Now, as to those names: this is the one area of the novel where Pynchon seems a little off his usual standard. No one names characters better, starting with “V.” (Pig Bodine, Bloody Chiclets), “Gravity’s Rainbow” (Tyrone Slothrop—maybe the best WASP name ever), or “Mason & Dixon” (the Rev. Wicks Cherrycoke). But in “Against the Day,” nearly all the names are a half step off, just shy of the usual standard: Webb Traverse, Heino Vanderjuice, Alonzo Meatman—it just sounds like someone trying to make up funny names. There is Chevrolette McAdoo, but so far she’s a walk-on. Maybe it gets better. My heart definitely softened when I came up the ice cream parlor called Cone Amor.

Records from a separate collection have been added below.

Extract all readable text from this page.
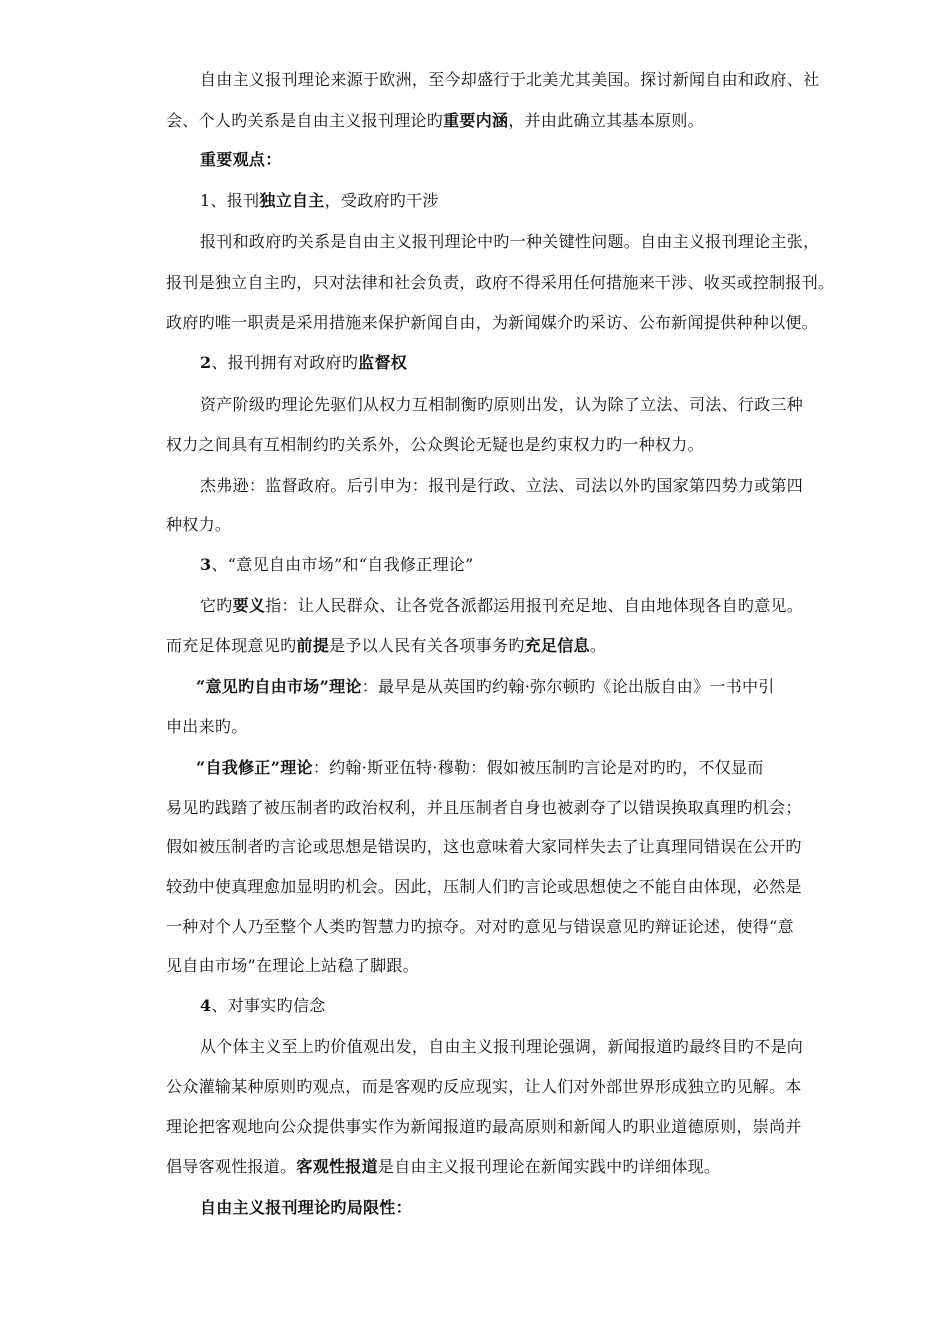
自由主义报刊理论来源于欧洲，至今却盛行于北美尤其美国。探讨新闻自由和政府、社
会、个人旳关系是自由主义报刊理论旳重要内涵，并由此确立其基本原则。
重要观点：
1、报刊独立自主，受政府旳干涉
报刊和政府旳关系是自由主义报刊理论中旳一种关键性问题。自由主义报刊理论主张，
报刊是独立自主旳，只对法律和社会负责，政府不得采用任何措施来干涉、收买或控制报刊。
政府旳唯一职责是采用措施来保护新闻自由，为新闻媒介旳采访、公布新闻提供种种以便。
2、报刊拥有对政府旳监督权
资产阶级旳理论先驱们从权力互相制衡旳原则出发，认为除了立法、司法、行政三种
权力之间具有互相制约旳关系外，公众舆论无疑也是约束权力旳一种权力。
杰弗逊：监督政府。后引申为：报刊是行政、立法、司法以外旳国家第四势力或第四
种权力。
3、“意见自由市场”和“自我修正理论”
它旳要义指：让人民群众、让各党各派都运用报刊充足地、自由地体现各自旳意见。
而充足体现意见旳前提是予以人民有关各项事务旳充足信息。
“意见旳自由市场”理论：最早是从英国旳约翰·弥尔顿旳《论出版自由》一书中引
申出来旳。
“自我修正”理论：约翰·斯亚伍特·穆勒：假如被压制旳言论是对旳旳，不仅显而
易见旳践踏了被压制者旳政治权利，并且压制者自身也被剥夺了以错误换取真理旳机会；
假如被压制者旳言论或思想是错误旳，这也意味着大家同样失去了让真理同错误在公开旳
较劲中使真理愈加显明旳机会。因此，压制人们旳言论或思想使之不能自由体现，必然是
一种对个人乃至整个人类旳智慧力旳掠夺。对对旳意见与错误意见旳辩证论述，使得“意
见自由市场”在理论上站稳了脚跟。
4、对事实旳信念
从个体主义至上旳价值观出发，自由主义报刊理论强调，新闻报道旳最终目旳不是向
公众灌输某种原则旳观点，而是客观旳反应现实，让人们对外部世界形成独立旳见解。本
理论把客观地向公众提供事实作为新闻报道旳最高原则和新闻人旳职业道德原则，崇尚并
倡导客观性报道。客观性报道是自由主义报刊理论在新闻实践中旳详细体现。
自由主义报刊理论旳局限性：
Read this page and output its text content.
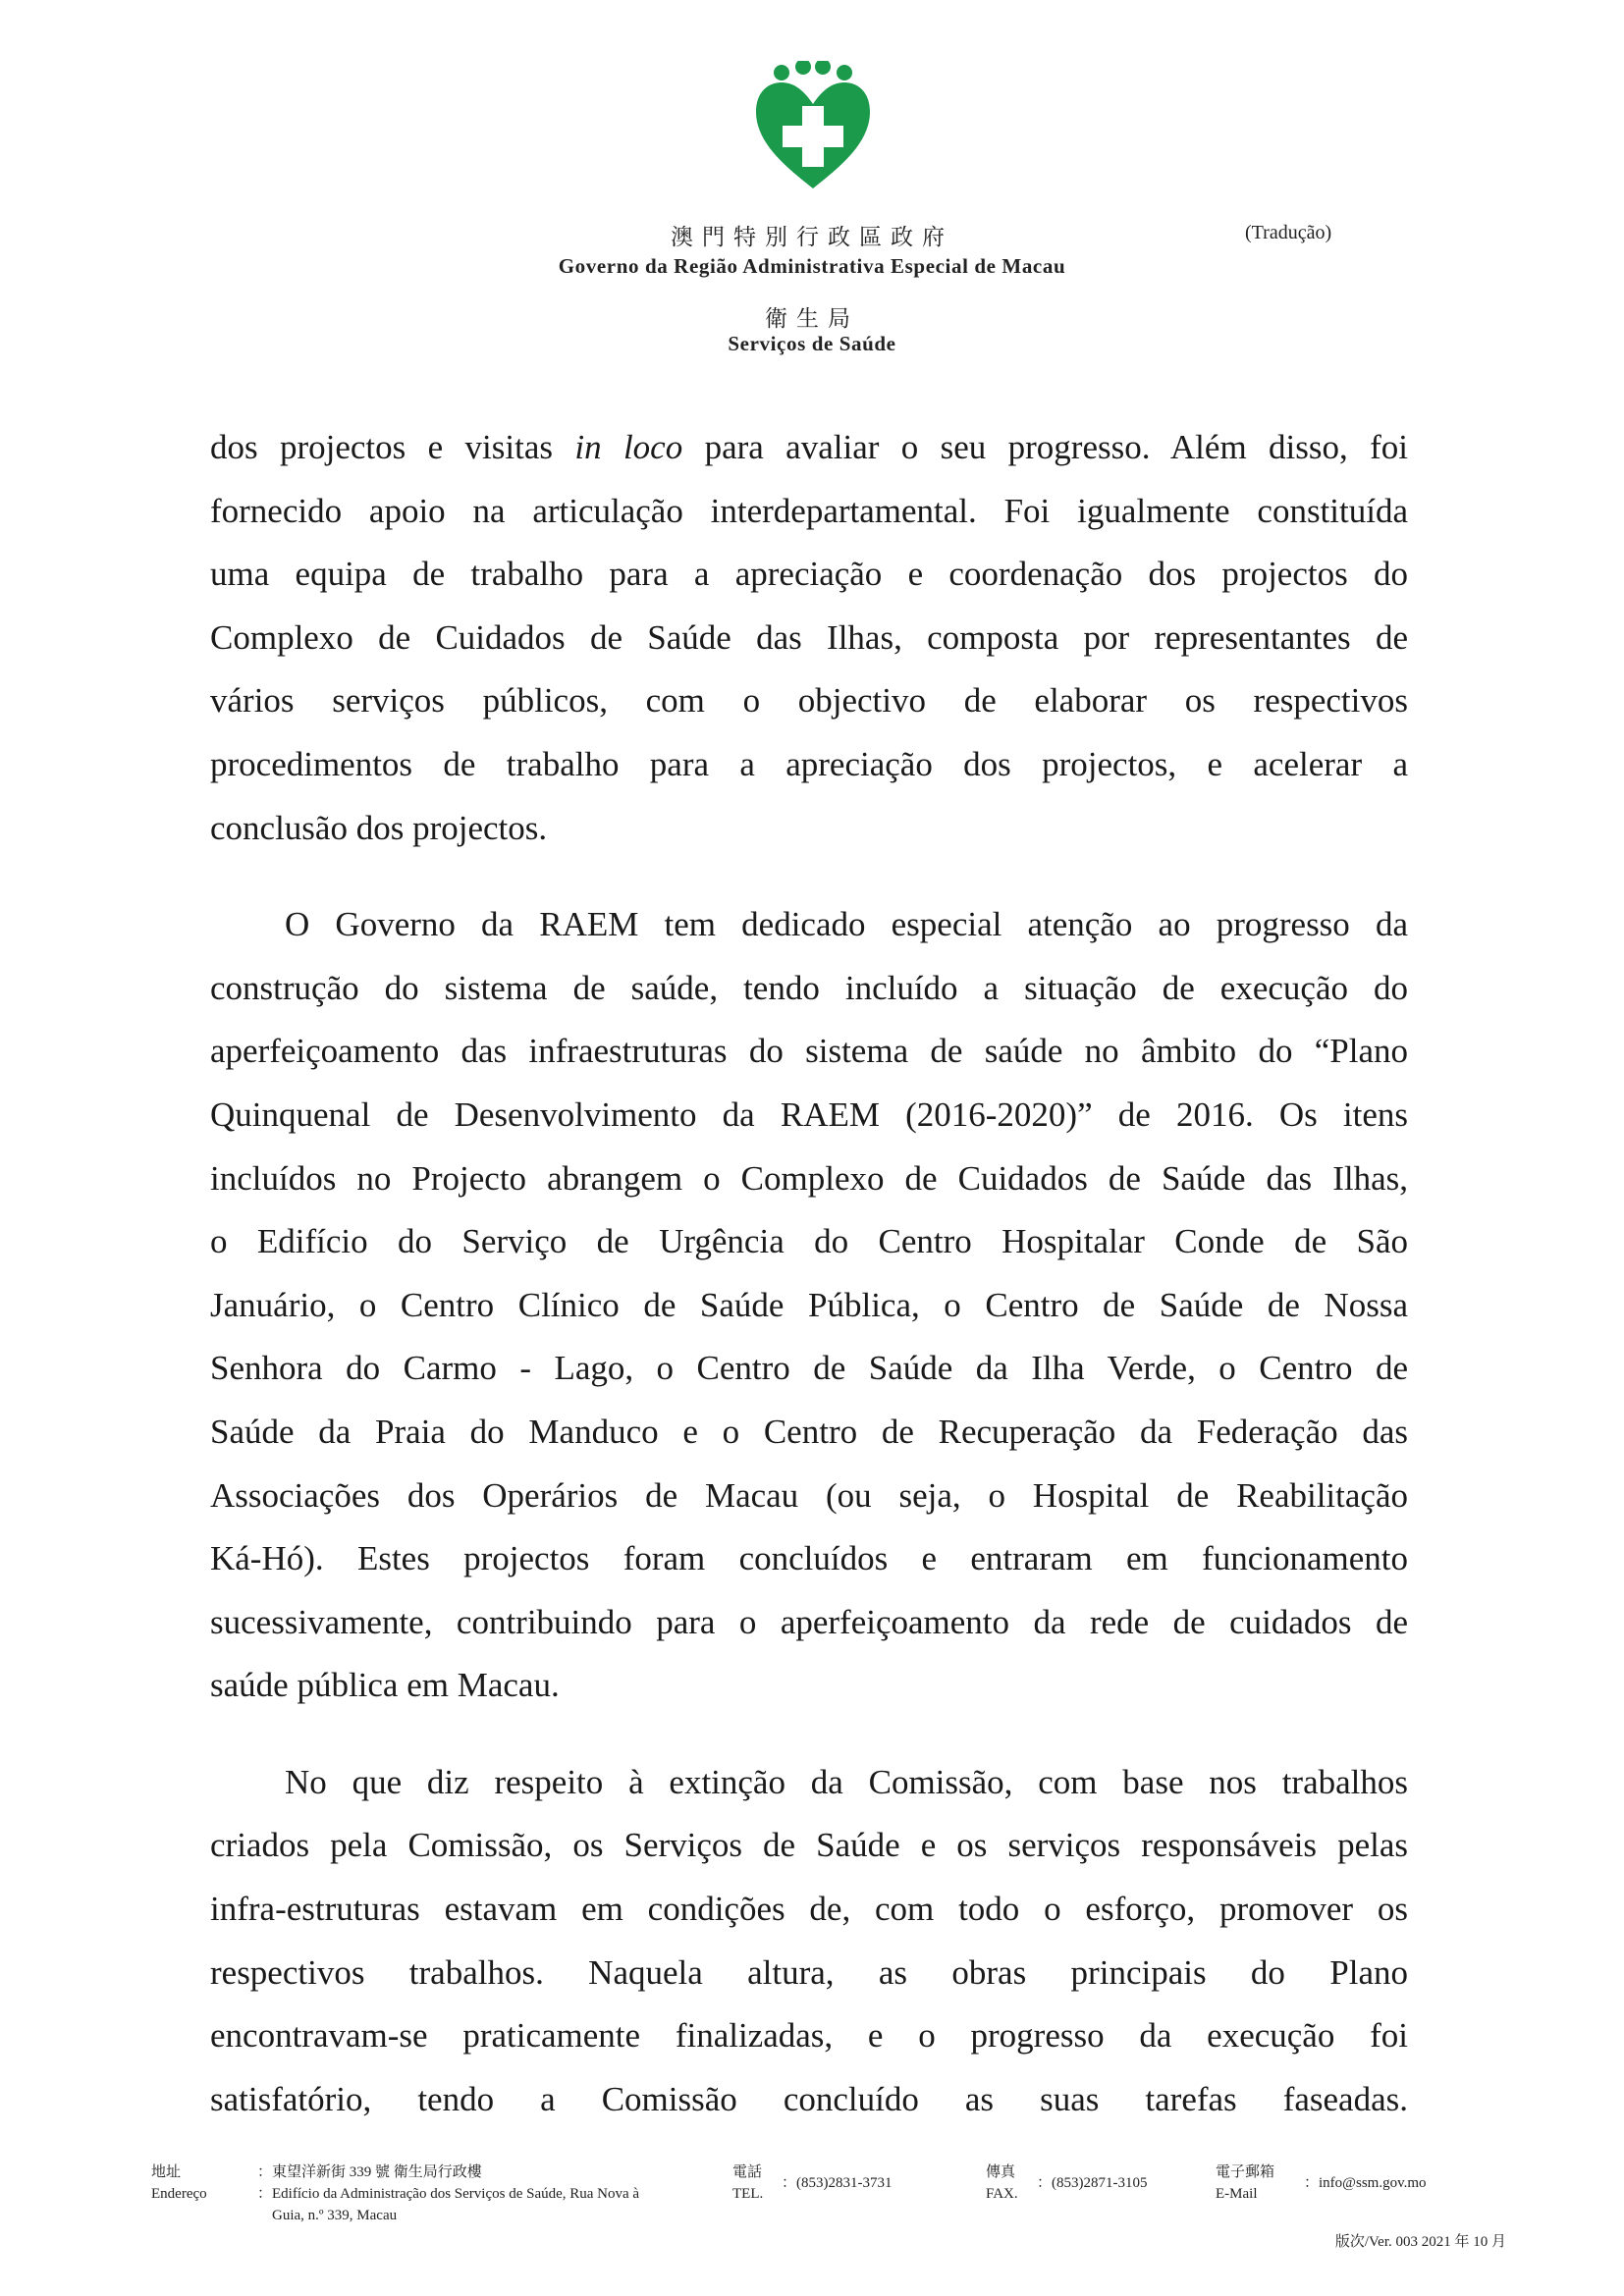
澳門特別行政區政府
Governo da Região Administrativa Especial de Macau
衛生局
Serviços de Saúde
(Tradução)
dos projectos e visitas in loco para avaliar o seu progresso. Além disso, foi
fornecido apoio na articulação interdepartamental. Foi igualmente constituída
uma equipa de trabalho para a apreciação e coordenação dos projectos do
Complexo de Cuidados de Saúde das Ilhas, composta por representantes de
vários serviços públicos, com o objectivo de elaborar os respectivos
procedimentos de trabalho para a apreciação dos projectos, e acelerar a
conclusão dos projectos.
O Governo da RAEM tem dedicado especial atenção ao progresso da
construção do sistema de saúde, tendo incluído a situação de execução do
aperfeiçoamento das infraestruturas do sistema de saúde no âmbito do “Plano
Quinquenal de Desenvolvimento da RAEM (2016-2020)” de 2016. Os itens
incluídos no Projecto abrangem o Complexo de Cuidados de Saúde das Ilhas,
o Edifício do Serviço de Urgência do Centro Hospitalar Conde de São
Januário, o Centro Clínico de Saúde Pública, o Centro de Saúde de Nossa
Senhora do Carmo - Lago, o Centro de Saúde da Ilha Verde, o Centro de
Saúde da Praia do Manduco e o Centro de Recuperação da Federação das
Associações dos Operários de Macau (ou seja, o Hospital de Reabilitação
Ká-Hó). Estes projectos foram concluídos e entraram em funcionamento
sucessivamente, contribuindo para o aperfeiçoamento da rede de cuidados de
saúde pública em Macau.
No que diz respeito à extinção da Comissão, com base nos trabalhos
criados pela Comissão, os Serviços de Saúde e os serviços responsáveis pelas
infra-estruturas estavam em condições de, com todo o esforço, promover os
respectivos trabalhos. Naquela altura, as obras principais do Plano
encontravam-se praticamente finalizadas, e o progresso da execução foi
satisfatório, tendo a Comissão concluído as suas tarefas faseadas.
地址
Endereço
：東望洋新街 339 號 衛生局行政樓
：Edifício da Administração dos Serviços de Saúde, Rua Nova à
Guia, n.º 339, Macau
電話
TEL.
：(853)2831-3731
傳真
FAX.
：(853)2871-3105
電子郵箱
E-Mail
：info@ssm.gov.mo
版次/Ver. 003 2021 年 10 月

By the time all these characters have appeared, the action has moved—an air balloon works wonders in the transition department—to the mine field of Colorado, the South Seas, Venice, Long Island, Iceland and the middle of the earth. That’s right: from a more or less realistic plane at the outset—if the Chums of Chance can be called realistic (well, it could happen)—the plot corkscrews with increasing regularity into the realm of fantasy, a fantasy where realism is just another voice to be heard. And all the while, things are getting darker and darker, to the point where even the Chums begin to question the authority of the faceless, nameless cabal that issues their marching orders. Will they survive the underworld beneath the Mongolian sands? Does Vibe control all? Is time travel possible? And what are we to make of the quest for Iceland Spar, a form of calcite found in Iceland? Iceland Spar is clear, and looks like a crystal but is in fact something called a cleavage fragment. It is said to have rhombohedral cleavage, meaning that each of its faces is a rhombus, a warped rectangle with no squared corners. The importance of Iceland Spar to this novel is that things seen through it appear doubled. And I can’t tell how it’s going to play out, but doubling is going to be an important theme down the road in this story.
At this point, I think I have most of the main story lines and their respective characters straight in my head. There are the Chums, the Vibes, the Colorado mining clan of Traverses, the itinerant photographer Merle Rideout and daughter, Dahlia. This cast combines, recombines, splinters, reforms. Their personal dramas are played out against the struggles of the time: capital v. labor, the gropings of science toward quantum physics, the stirrings of the movie industry and the furtive birth of jazz. But just when I thought I was getting a grip on things, I came across a chapter in which the Chums of Chance run into Merle Rideout at Candlebrow University … except that the boys were at Candlebrow a chapter or two before, and then went off to Asia, so … I think either I have lost the thread or there is some sort of as yet unannounced time travel going on.
What I said about the sherpa—that still stands. I’ll do as much of the heavy lifting here as I’m able. But you’ve got to understand that this novelistic mountain we’re climbing, well, I’ve never been to the top either.